Ph.D. Thesis: A Data Mining
Framework for Constructing Features and Models for Intrusion Detection
Systems
My thesis research automates the development
process for Intrusion Detection Systems (IDSs). I designed and
developed a data mining framework for adaptively building intrusion
detection models. The central idea is to use system audit programs to
extract an extensive set of features that describe each network
connection or host session, and apply data mining programs to learn
rules that accurately capture the behavior of intrusions and normal
activities. These rules are then automatically converted into
executable modules for real-time intrusion detection. Detection models
for new intrusions or specific (new) components of a network system
are incorporated into an existing IDS through a meta-learning (or
co-operative learning) process, which produces a meta detection model
that combines evidence from multiple models. To efficiently compute
only the "useful" patterns from the large amount of audit data, I
modified the basic association rules and frequent episodes algorithms
to use axis attribute(s) and reference attribute(s)
as forms of item constraints to encode domain knowledge, and an
iterative level-wise approximate mining procedure as a means
to uncover the low frequency but important patterns.
We participated in the 1998 DARPA Intrusion Detection Evaluation program. The results showed that our system was one of the best IDSs among those submitted to the evaluation.
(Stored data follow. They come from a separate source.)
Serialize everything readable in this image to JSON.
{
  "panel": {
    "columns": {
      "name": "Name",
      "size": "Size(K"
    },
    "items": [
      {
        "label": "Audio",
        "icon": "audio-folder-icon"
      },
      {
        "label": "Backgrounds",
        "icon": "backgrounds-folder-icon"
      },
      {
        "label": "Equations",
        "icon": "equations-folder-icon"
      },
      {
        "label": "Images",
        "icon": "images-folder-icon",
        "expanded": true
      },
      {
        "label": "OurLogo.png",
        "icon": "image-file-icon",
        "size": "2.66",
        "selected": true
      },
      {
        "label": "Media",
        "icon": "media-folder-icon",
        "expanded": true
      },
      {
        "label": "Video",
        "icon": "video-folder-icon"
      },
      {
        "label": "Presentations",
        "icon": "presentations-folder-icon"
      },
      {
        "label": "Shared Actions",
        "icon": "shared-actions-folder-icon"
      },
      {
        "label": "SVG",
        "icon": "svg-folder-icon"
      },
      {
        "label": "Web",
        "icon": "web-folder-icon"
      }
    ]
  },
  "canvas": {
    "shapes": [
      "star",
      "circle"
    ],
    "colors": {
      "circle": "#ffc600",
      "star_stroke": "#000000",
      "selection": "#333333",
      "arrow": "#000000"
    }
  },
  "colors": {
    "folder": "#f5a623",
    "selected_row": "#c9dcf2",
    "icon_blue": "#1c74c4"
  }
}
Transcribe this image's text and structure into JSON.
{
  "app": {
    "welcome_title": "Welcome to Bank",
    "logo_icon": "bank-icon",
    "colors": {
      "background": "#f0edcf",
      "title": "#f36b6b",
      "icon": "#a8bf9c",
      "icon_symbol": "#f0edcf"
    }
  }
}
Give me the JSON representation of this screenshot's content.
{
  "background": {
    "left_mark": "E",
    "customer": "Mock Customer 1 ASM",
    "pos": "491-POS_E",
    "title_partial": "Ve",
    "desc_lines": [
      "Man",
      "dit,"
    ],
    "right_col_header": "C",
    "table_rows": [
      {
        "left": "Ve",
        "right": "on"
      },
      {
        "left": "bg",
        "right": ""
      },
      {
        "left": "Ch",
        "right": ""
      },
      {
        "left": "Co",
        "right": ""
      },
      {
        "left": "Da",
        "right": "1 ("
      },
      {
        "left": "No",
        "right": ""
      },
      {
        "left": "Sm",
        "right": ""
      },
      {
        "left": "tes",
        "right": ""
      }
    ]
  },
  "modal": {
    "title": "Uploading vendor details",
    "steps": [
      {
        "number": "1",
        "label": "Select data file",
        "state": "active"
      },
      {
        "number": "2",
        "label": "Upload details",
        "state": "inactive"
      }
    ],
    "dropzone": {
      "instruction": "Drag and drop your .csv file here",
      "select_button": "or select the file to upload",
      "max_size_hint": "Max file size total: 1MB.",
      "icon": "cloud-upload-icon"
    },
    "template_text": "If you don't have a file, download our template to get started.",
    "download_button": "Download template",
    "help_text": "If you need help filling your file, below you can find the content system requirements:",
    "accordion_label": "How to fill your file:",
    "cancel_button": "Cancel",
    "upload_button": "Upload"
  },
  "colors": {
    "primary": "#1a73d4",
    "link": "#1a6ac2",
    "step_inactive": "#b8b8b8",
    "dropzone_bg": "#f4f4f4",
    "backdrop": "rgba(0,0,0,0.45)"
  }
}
It performed comparably well with the best knowledge engineered system. The detection models (classification rules) automatically constructed by our data mining framework were very effective (with high detection rates and low false positive rates) in detecting "known" intrusions (with instances in the training data) and "new" intrusions (with no instance seen in the training data) in several attack categories.
In Summer 1997, I was at IBM T. J. Watson Research Center, doing research in Information Economy. I implemented a prototype multi-agent system to simulate the market dynamics of information filtering.
In Summer 1996, I was at the Network Services Research Lab, AT&T Labs - Research, Murray Hill, New Jersey, where I did research in distributed data visualization environments. I designed and implemented a Java-based DAGs drawing and viewing system.
From Fall 1994 through Spring 1996, I was at the Programming Systems Laboratory (PI: Gail Kaiser), Computer Science Department, Columbia University. I did research in software development environments and collaborative workflow systems. I developed several modules of Oz, a workflow system, and applied Oz technologies to healthcare.